Fondée en 2019 par l’entrepreneur Olivier Dellenbach, ancien cédant de l’éditeur eFront à BlackRock, ChapsVision s’est constituée par croissance externe rapide, avec plus d’une vingtaine d’acquisitions parmi lesquelles Deveryware, spécialiste des outils d’interception légale, Systran, éditeur de traduction automatique, et Sinequa, moteur de recherche d’entreprise. Le groupe revendique un chiffre d’affaires de l’ordre de 200 millions d’euros et une présence dans une quarantaine de pays. En France, sa plateforme équipe déjà la Direction générale de la Sécurité intérieure (DGSI), après que la société a remporté en 2024 la première phase de l’appel d’offres OTDH (Outil de traitement des données hétérogènes), destiné à remplacer le système Palantir installé dans les services après les attentats de 2015.

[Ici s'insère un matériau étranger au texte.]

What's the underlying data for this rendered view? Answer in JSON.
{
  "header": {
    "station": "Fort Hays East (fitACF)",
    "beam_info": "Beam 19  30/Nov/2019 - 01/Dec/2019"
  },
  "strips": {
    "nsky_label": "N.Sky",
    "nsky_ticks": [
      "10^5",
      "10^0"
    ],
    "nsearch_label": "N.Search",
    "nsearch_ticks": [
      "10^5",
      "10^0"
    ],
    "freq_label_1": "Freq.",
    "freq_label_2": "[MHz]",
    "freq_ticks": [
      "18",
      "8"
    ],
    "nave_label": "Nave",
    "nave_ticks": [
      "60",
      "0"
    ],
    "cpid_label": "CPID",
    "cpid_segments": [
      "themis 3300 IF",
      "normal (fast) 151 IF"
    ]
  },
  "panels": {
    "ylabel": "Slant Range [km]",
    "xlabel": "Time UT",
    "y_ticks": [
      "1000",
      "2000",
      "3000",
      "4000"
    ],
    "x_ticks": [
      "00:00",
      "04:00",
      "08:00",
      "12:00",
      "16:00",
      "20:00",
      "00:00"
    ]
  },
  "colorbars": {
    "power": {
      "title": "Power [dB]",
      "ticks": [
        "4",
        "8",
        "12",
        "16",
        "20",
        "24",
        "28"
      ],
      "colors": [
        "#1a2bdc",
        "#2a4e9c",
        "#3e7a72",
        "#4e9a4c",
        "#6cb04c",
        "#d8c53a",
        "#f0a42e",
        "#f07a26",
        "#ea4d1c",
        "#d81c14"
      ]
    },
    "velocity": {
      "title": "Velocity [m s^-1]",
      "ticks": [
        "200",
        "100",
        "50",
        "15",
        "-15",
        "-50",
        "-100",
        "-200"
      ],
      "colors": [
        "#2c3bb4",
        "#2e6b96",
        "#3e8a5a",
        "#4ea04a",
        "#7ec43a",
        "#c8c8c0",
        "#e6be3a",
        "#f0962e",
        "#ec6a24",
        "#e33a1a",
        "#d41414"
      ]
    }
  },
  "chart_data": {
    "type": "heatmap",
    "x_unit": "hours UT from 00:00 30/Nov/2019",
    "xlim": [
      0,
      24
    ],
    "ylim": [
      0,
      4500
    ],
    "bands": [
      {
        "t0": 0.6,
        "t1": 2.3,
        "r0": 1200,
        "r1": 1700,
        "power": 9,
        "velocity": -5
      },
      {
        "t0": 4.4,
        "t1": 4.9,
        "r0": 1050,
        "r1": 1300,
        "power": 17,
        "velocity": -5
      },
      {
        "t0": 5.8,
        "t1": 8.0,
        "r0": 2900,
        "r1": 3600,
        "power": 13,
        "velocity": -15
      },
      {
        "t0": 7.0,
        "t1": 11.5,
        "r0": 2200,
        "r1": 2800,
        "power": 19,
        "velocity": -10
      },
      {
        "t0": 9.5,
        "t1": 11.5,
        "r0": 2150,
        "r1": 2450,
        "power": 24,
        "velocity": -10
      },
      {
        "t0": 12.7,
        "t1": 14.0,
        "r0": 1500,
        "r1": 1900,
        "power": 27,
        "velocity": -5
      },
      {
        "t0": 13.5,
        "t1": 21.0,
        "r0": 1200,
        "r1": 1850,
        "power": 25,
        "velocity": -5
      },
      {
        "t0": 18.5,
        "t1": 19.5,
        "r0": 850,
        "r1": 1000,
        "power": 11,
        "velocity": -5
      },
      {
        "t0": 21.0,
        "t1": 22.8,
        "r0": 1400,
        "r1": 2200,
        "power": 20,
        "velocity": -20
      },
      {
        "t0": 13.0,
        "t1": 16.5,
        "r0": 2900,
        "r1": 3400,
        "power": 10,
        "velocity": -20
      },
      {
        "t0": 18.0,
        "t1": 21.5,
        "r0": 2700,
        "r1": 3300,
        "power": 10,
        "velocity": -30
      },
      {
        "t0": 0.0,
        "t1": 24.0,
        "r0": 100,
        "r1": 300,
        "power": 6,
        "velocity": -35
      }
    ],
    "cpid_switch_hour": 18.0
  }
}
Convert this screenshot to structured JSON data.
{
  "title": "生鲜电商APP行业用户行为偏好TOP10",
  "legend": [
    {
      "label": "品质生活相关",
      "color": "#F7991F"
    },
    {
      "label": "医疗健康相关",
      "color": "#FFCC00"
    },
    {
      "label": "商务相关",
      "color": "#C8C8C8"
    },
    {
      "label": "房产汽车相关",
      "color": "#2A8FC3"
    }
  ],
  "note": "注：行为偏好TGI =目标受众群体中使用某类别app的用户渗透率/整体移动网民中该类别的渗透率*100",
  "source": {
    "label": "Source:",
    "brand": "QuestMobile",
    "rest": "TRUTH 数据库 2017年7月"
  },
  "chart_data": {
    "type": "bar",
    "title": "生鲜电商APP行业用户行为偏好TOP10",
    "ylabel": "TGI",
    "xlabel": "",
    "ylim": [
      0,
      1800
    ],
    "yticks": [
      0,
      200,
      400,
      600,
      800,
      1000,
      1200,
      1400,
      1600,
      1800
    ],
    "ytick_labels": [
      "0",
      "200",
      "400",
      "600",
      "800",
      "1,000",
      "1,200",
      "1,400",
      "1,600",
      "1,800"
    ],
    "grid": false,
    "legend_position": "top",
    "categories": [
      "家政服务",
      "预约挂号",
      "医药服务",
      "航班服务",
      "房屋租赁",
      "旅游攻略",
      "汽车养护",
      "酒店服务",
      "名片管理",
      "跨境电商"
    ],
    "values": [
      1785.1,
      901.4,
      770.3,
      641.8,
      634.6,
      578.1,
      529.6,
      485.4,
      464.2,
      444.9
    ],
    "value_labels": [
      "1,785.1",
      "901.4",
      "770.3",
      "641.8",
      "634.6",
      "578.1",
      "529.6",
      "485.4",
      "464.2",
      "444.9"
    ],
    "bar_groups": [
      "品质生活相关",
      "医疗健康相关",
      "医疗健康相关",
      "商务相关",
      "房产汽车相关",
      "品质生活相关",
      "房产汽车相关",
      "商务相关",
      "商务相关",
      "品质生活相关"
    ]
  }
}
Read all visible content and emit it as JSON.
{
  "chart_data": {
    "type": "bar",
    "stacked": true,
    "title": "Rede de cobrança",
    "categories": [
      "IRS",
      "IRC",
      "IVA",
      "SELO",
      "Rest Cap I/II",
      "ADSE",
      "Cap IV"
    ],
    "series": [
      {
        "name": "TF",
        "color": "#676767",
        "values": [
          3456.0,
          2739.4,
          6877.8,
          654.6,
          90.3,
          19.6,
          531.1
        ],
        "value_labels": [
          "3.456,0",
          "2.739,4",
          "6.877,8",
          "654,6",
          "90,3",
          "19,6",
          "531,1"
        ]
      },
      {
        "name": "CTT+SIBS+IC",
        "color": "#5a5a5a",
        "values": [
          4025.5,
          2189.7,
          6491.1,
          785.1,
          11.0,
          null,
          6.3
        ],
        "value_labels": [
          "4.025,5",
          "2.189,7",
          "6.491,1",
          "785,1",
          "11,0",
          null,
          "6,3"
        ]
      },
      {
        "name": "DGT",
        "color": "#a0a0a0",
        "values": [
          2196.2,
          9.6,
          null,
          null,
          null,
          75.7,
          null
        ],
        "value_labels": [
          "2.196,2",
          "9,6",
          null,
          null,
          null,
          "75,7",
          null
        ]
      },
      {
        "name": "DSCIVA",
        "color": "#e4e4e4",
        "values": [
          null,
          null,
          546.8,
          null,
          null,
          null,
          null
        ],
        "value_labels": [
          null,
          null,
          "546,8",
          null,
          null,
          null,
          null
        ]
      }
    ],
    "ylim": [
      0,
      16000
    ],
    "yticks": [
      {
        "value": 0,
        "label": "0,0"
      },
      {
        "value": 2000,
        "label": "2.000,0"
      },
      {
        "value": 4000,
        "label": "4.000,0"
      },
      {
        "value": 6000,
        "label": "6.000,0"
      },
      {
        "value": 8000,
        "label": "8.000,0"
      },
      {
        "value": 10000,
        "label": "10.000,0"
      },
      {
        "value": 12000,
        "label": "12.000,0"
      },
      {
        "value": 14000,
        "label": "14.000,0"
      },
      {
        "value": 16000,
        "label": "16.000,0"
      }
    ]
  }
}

Au-delà du contrat allemand, le choix du BfV vaut signal pour les acheteurs publics européens engagés dans une stratégie de réduction de leur dépendance aux fournisseurs américains. Le mouvement reste toutefois inégal : alors que Berlin diversifie ses sources, le service de santé britannique (NHS) a récemment confié à Palantir un accès étendu à ses bases de données médicales, illustrant la pluralité des trajectoires européennes sur la question de la souveraineté numérique.